Bolsonaro acha que com atitudes deploráveis como as que toma se sairá bem de um jeito ou de outro. Se a pandemia for domada, e com poucos mortos, seu governo levaria a fama. Se o caos se instalar após ou durante a quarentena, aparecerá como o único isento de responsabilidade por ter se insurgido antes. Corre o risco de ter impedido o salvamento de milhares de vidas e ser culpado pelo desastre que pode se seguir.

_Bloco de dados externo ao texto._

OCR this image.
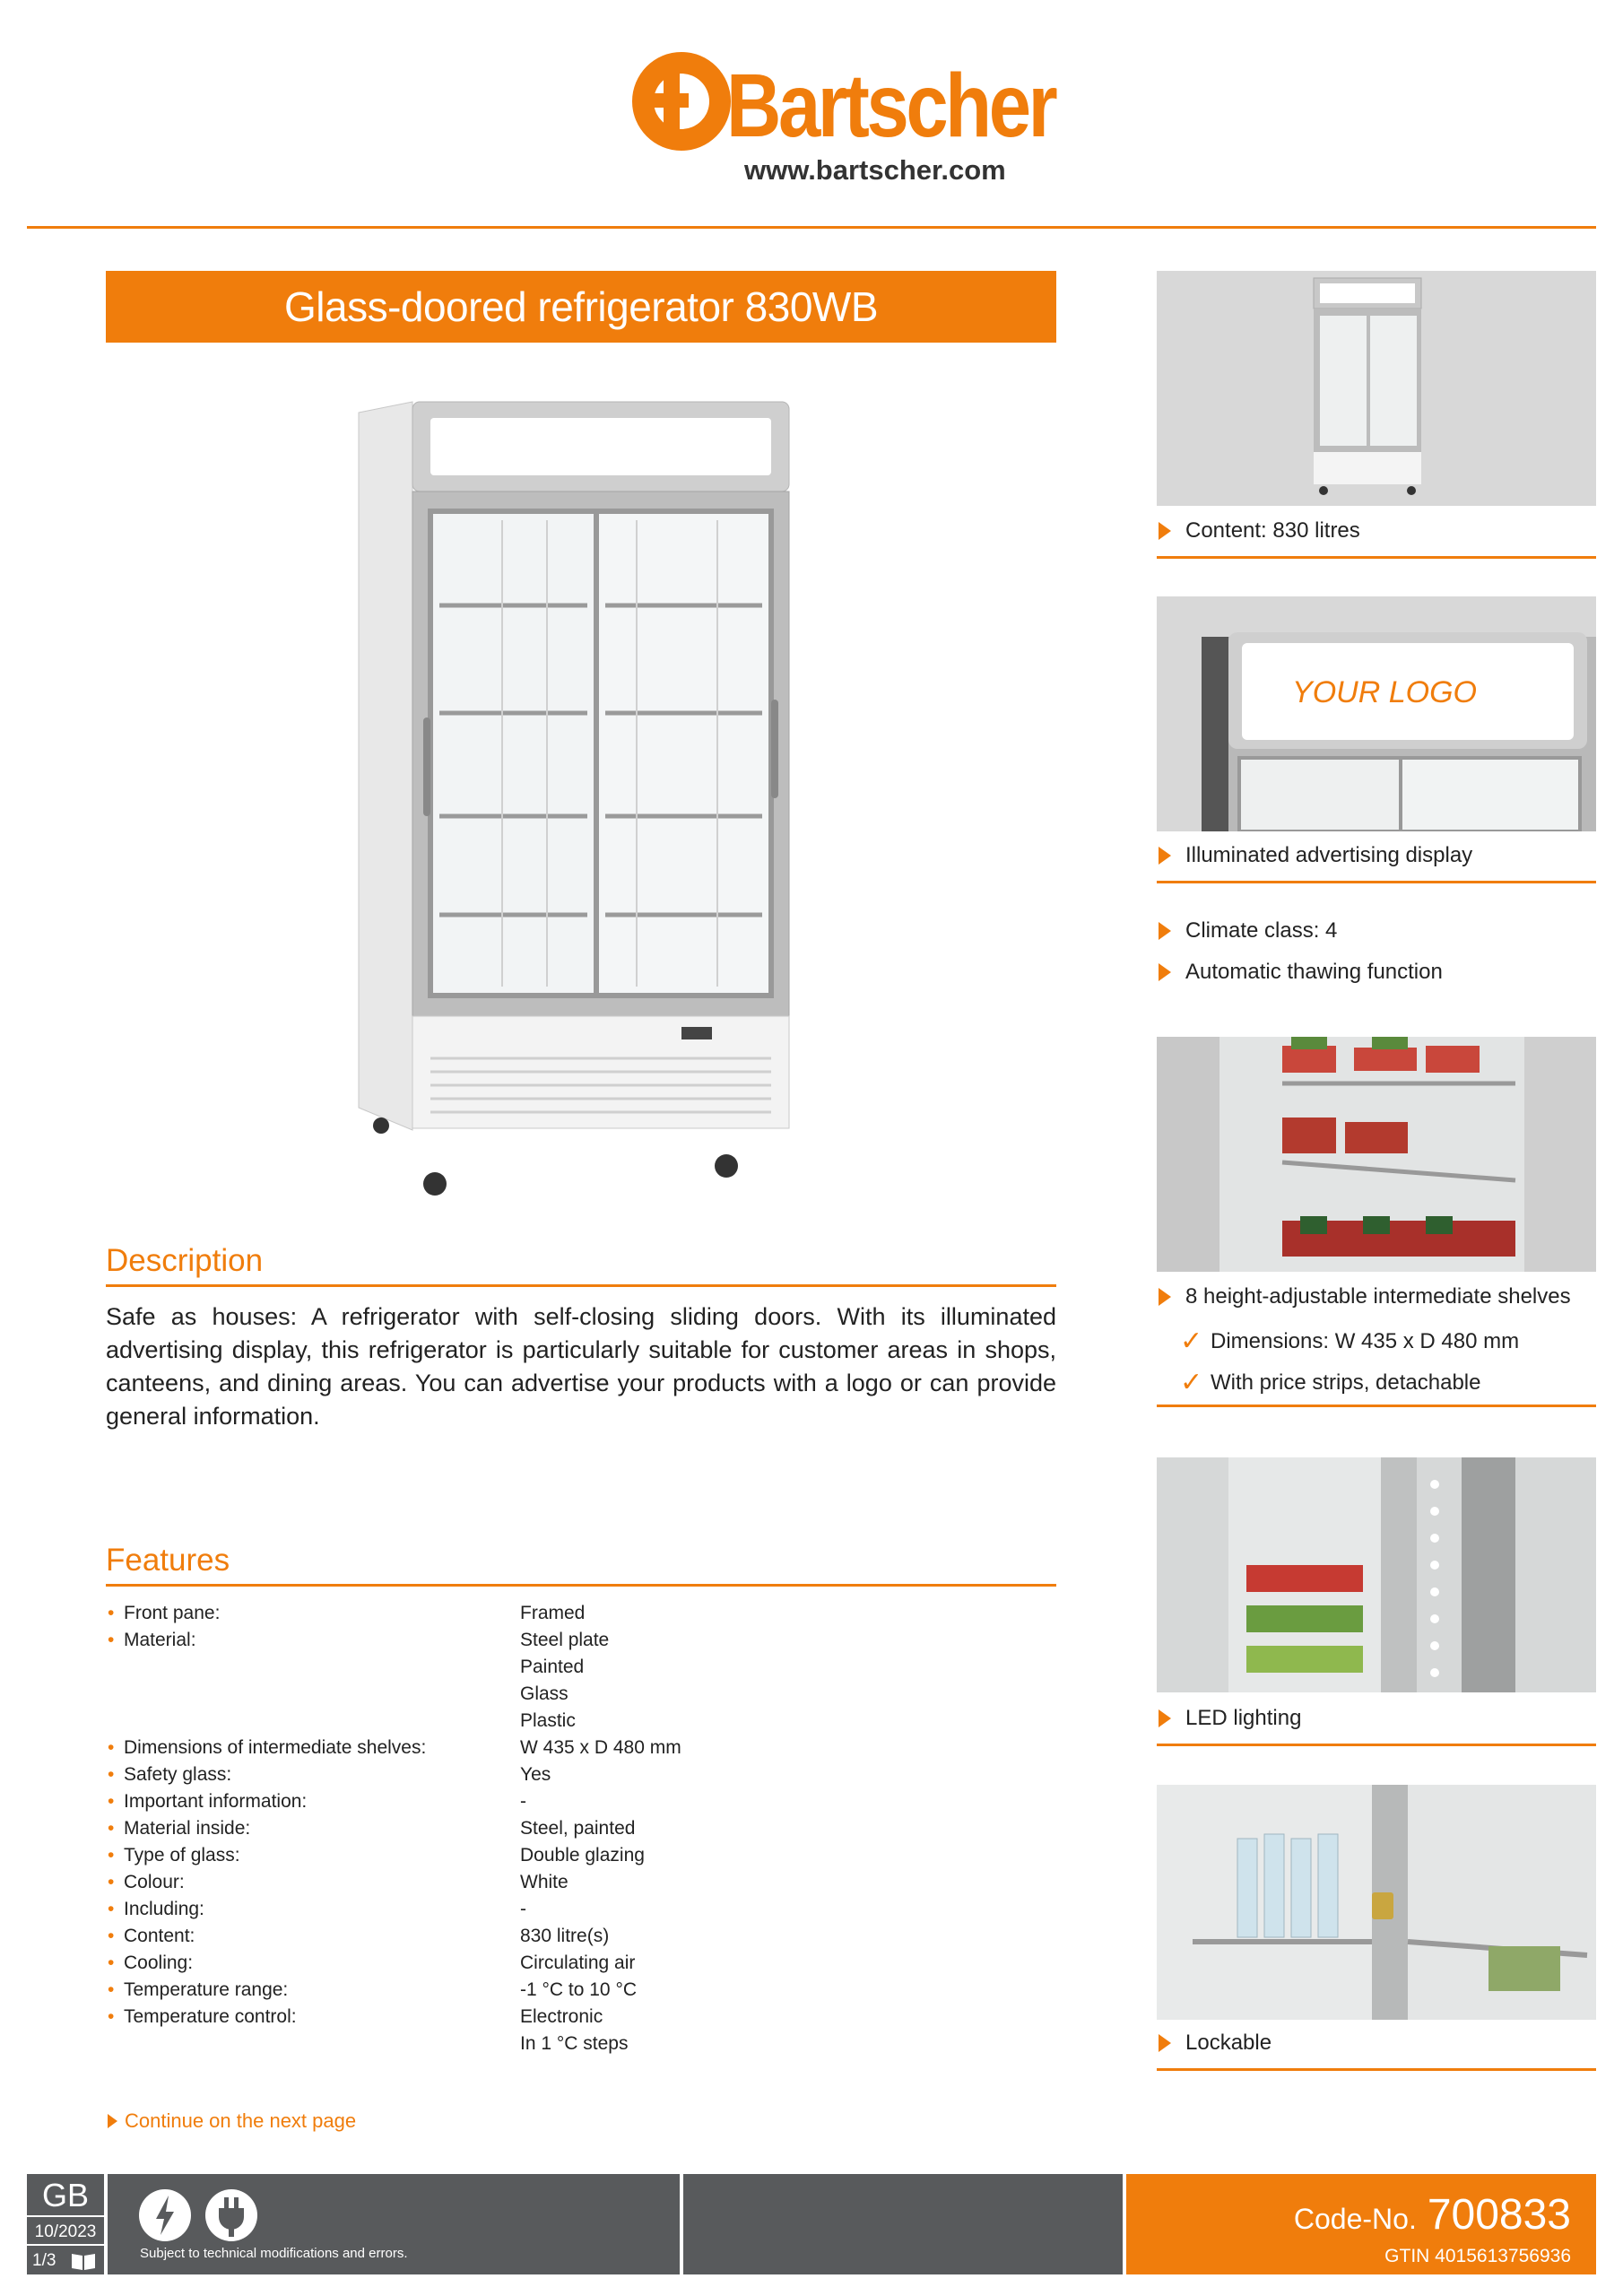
Bartscher
www.bartscher.com
Glass-doored refrigerator 830WB
Description
Safe as houses: A refrigerator with self-closing sliding doors. With its illuminated advertising display, this refrigerator is particularly suitable for customer areas in shops, canteens, and dining areas. You can advertise your products with a logo or can provide general information.
Features
• Front pane:	Framed
• Material:	Steel plate
Painted
Glass
Plastic
• Dimensions of intermediate shelves:	W 435 x D 480 mm
• Safety glass:	Yes
• Important information:	-
• Material inside:	Steel, painted
• Type of glass:	Double glazing
• Colour:	White
• Including:	-
• Content:	830 litre(s)
• Cooling:	Circulating air
• Temperature range:	-1 °C to 10 °C
• Temperature control:	Electronic
In 1 °C steps
Continue on the next page
Content: 830 litres
YOUR LOGO
Illuminated advertising display
Climate class: 4
Automatic thawing function
8 height-adjustable intermediate shelves
✓ Dimensions: W 435 x D 480 mm
✓ With price strips, detachable
LED lighting
Lockable
GB
10/2023
1/3	Subject to technical modifications and errors.
Code-No. 700833
GTIN 4015613756936
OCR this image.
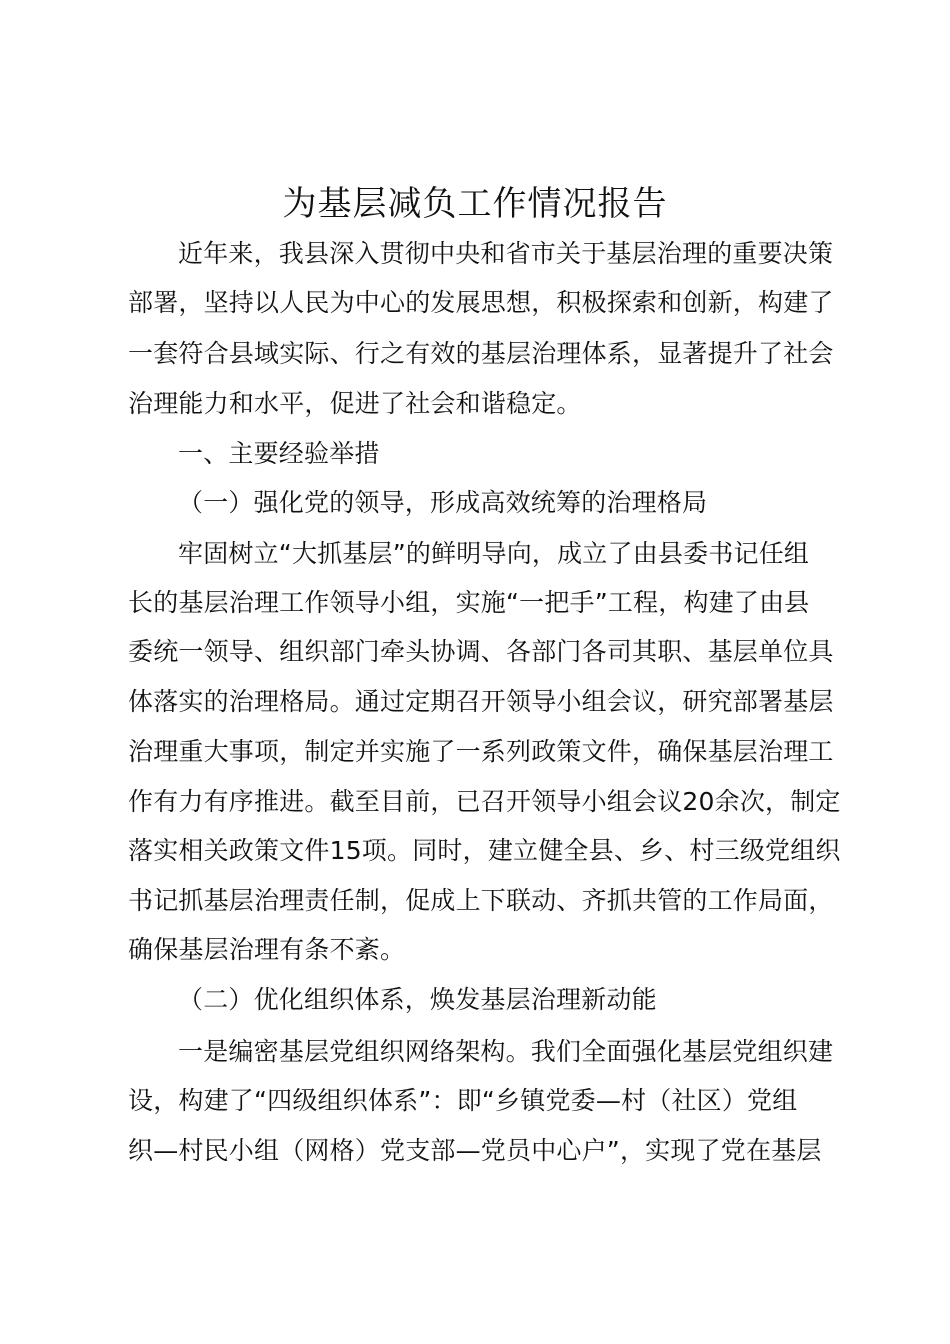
为基层减负工作情况报告
近年来，我县深入贯彻中央和省市关于基层治理的重要决策
部署，坚持以人民为中心的发展思想，积极探索和创新，构建了
一套符合县域实际、行之有效的基层治理体系，显著提升了社会
治理能力和水平，促进了社会和谐稳定。
一、主要经验举措
（一）强化党的领导，形成高效统筹的治理格局
牢固树立“大抓基层”的鲜明导向，成立了由县委书记任组
长的基层治理工作领导小组，实施“一把手”工程，构建了由县
委统一领导、组织部门牵头协调、各部门各司其职、基层单位具
体落实的治理格局。通过定期召开领导小组会议，研究部署基层
治理重大事项，制定并实施了一系列政策文件，确保基层治理工
作有力有序推进。截至目前，已召开领导小组会议20余次，制定
落实相关政策文件15项。同时，建立健全县、乡、村三级党组织
书记抓基层治理责任制，促成上下联动、齐抓共管的工作局面，
确保基层治理有条不紊。
（二）优化组织体系，焕发基层治理新动能
一是编密基层党组织网络架构。我们全面强化基层党组织建
设，构建了“四级组织体系”：即“乡镇党委—村（社区）党组
织—村民小组（网格）党支部—党员中心户”，实现了党在基层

Ciência versus achismo – Editorial | O Estado de S. Paulo
Quando ataca a imprensa, a ciência e as autoridades sanitárias, o presidente Jair Bolsonaro confunde os cidadãos e atrasa as medidas necessárias para evitar mortes
Uma sociedade bem informada, com acesso amplo a dados científicos e opiniões de especialistas reconhecidos, é capaz de entender a dimensão de crises como a da pandemia de covid-19 e, assim, colaborar ativa e prontamente para que seus efeitos sejam mitigados. Para isso, é preciso que a sociedade confie tanto na ciência e nas autoridades sanitárias como na imprensa.
Quando joga todo o peso institucional e político de seu cargo em ataques sistemáticos à imprensa, à ciência e às autoridades sanitárias estaduais e mesmo as de seu próprio governo, o presidente Jair Bolsonaro confunde os cidadãos sobre o que fazer diante da pandemia e, assim, atrasa as medidas necessárias para contê-la e para evitar mortes.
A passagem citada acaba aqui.